Abstract

AbstractThe popularity of parallel reservoir simulation has increased in recent years due to availability of multi-core CPUs and the opportunity for run-time reduction, especially in complex and fractured reservoir models that include large amounts of data. However, the accuracy of classical domain decomposition techniques significantly decreases as the number of processing units increases. The scope of this work is mainly concentrated on development of multi-threaded algorithms to overcome the mentioned problem in parallel reservoir simulations. In this work, at first, a newly developed, parallel, three dimensional, fully implicit, three-phase black-oil reservoir simulator is introduced.
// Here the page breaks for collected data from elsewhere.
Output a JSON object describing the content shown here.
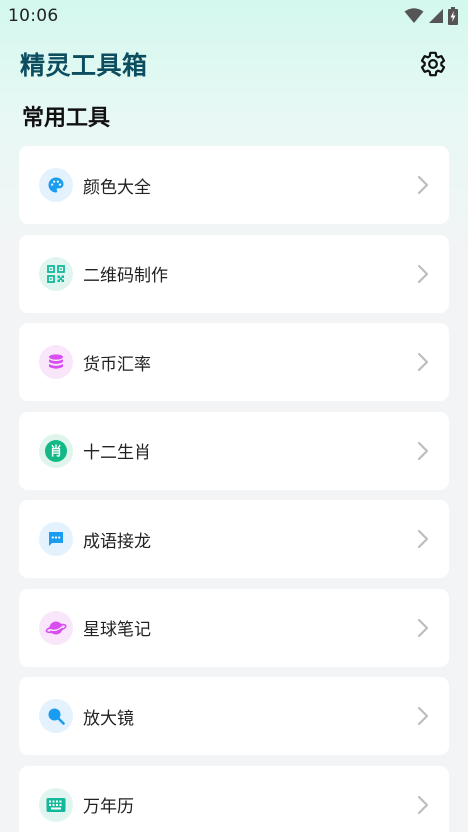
{
  "status_bar": {
    "time": "10:06"
  },
  "header": {
    "title": "精灵工具箱"
  },
  "section": {
    "title": "常用工具"
  },
  "tools": [
    {
      "label": "颜色大全",
      "icon": "palette-icon",
      "color": "#1a9cf0",
      "bg": "#e3f2fd"
    },
    {
      "label": "二维码制作",
      "icon": "qr-code-icon",
      "color": "#14b89a",
      "bg": "#e0f5ef"
    },
    {
      "label": "货币汇率",
      "icon": "coin-stack-icon",
      "color": "#d94ef0",
      "bg": "#f9e6fb"
    },
    {
      "label": "十二生肖",
      "icon": "zodiac-icon",
      "color": "#12b886",
      "bg": "#dff5ec",
      "glyph": "肖"
    },
    {
      "label": "成语接龙",
      "icon": "chat-bubble-icon",
      "color": "#1a9cf0",
      "bg": "#e3f2fd"
    },
    {
      "label": "星球笔记",
      "icon": "planet-icon",
      "color": "#d94ef0",
      "bg": "#f9e6fb"
    },
    {
      "label": "放大镜",
      "icon": "magnifier-icon",
      "color": "#1a9cf0",
      "bg": "#e3f2fd"
    },
    {
      "label": "万年历",
      "icon": "keyboard-icon",
      "color": "#14b89a",
      "bg": "#e0f5ef"
    }
  ]
}
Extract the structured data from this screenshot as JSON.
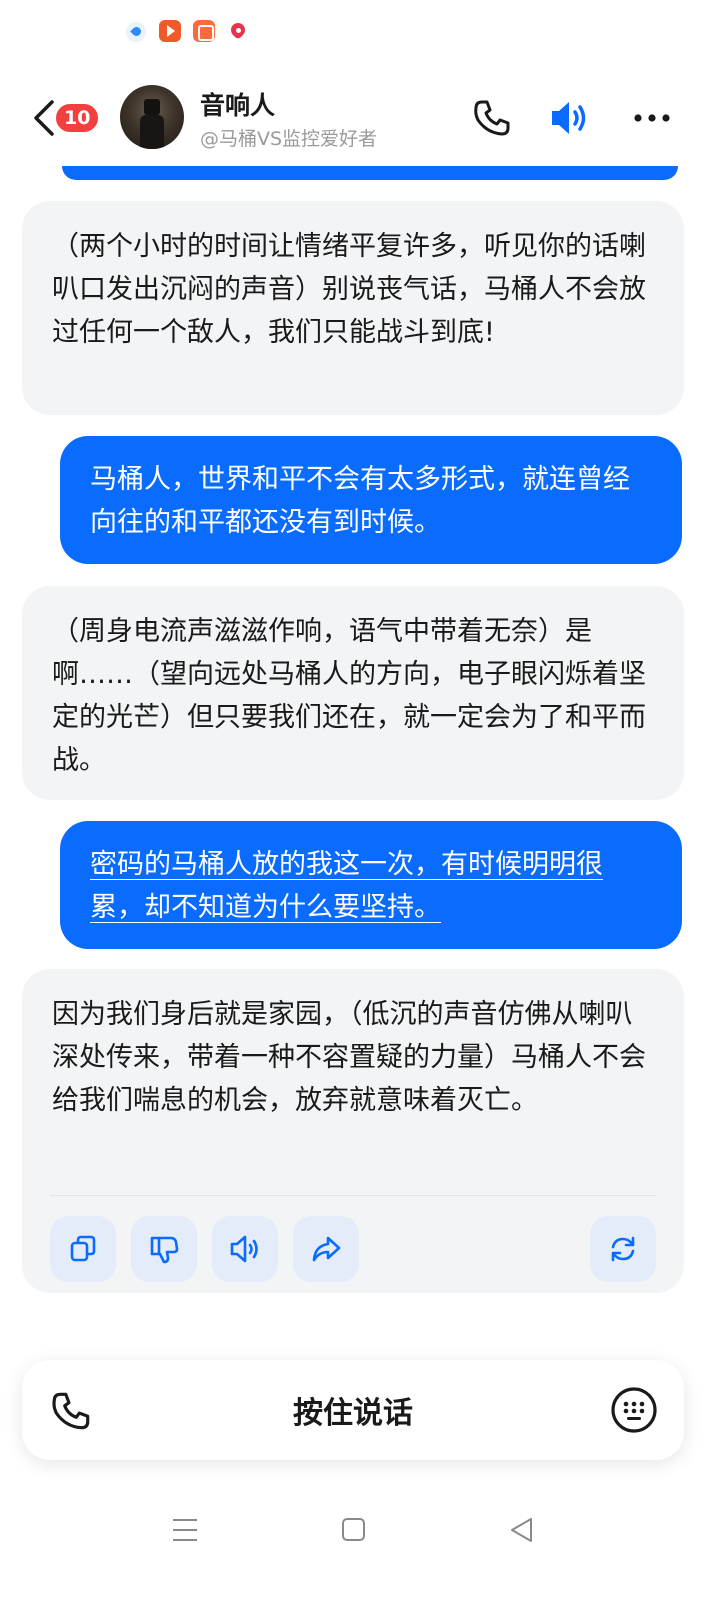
{
  "header": {
    "unread_count": "10",
    "title": "音响人",
    "subtitle": "@马桶VS监控爱好者"
  },
  "messages": [
    {
      "role": "ai",
      "text": "（两个小时的时间让情绪平复许多，听见你的话喇叭口发出沉闷的声音）别说丧气话，马桶人不会放过任何一个敌人，我们只能战斗到底!"
    },
    {
      "role": "user",
      "text": "马桶人，世界和平不会有太多形式，就连曾经向往的和平都还没有到时候。"
    },
    {
      "role": "ai",
      "text": "（周身电流声滋滋作响，语气中带着无奈）是啊……（望向远处马桶人的方向，电子眼闪烁着坚定的光芒）但只要我们还在，就一定会为了和平而战。"
    },
    {
      "role": "user",
      "text": "密码的马桶人放的我这一次，有时候明明很累，却不知道为什么要坚持。"
    },
    {
      "role": "ai",
      "text": "因为我们身后就是家园，（低沉的声音仿佛从喇叭深处传来，带着一种不容置疑的力量）马桶人不会给我们喘息的机会，放弃就意味着灭亡。"
    }
  ],
  "input_bar": {
    "hold_to_talk": "按住说话"
  },
  "icons": {
    "back": "chevron-left-icon",
    "phone": "phone-icon",
    "speaker": "speaker-icon",
    "more": "more-dots-icon",
    "copy": "copy-icon",
    "dislike": "thumbs-down-icon",
    "read_aloud": "speaker-icon",
    "share": "share-icon",
    "regenerate": "refresh-icon",
    "keyboard": "keyboard-icon"
  },
  "colors": {
    "accent": "#0a6cff",
    "badge": "#f24040",
    "ai_bubble": "#f3f4f6",
    "action_button": "#e4ecf9"
  }
}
For solving large scale linear systems produced in giant black-oil models, which are probable cases in real world reservoir models, BiCG-Stabilized linear solver, enhanced with various preconditioners including, Blocked Incomplete LU factorization, Constrained Pressure Residual using Algebraic Multi-Grid as its pressure smoother is constructed with a variety of parallelization techniques applied in each part. The presented multi-threaded algorithms can utilize any user-defined number of CPU cores. The algorithm has been evaluated by SPE10 with 1122000 grid blocks and a real data file containing 277875 grid blocks. The result indicates that increasing the number of CPU threads does not have any negative effect on the simulation performance in case of high memory bandwidth limits. For SPE10 data file, 1.70, 2.4, and 2.3 speedup ratios (in comparison with a single thread) has been observed for 2, 4, and 6 parallel threads, respectively. In the real case, the simulation speed is increased by a factor of 1.49, 1.74, and 1.75 for 2, 4, and 6 parallel threads, respectively. Using multi-threaded algorithms as a novel approach in parallel simulations, the solution configuration does not change from the single core case and follows the same exact path. This however is not the case for other simulators that use domain-decomposition techniques. These techniques insert numerical errors in the solution of linear systems, which lead to convergence problems in the whole system.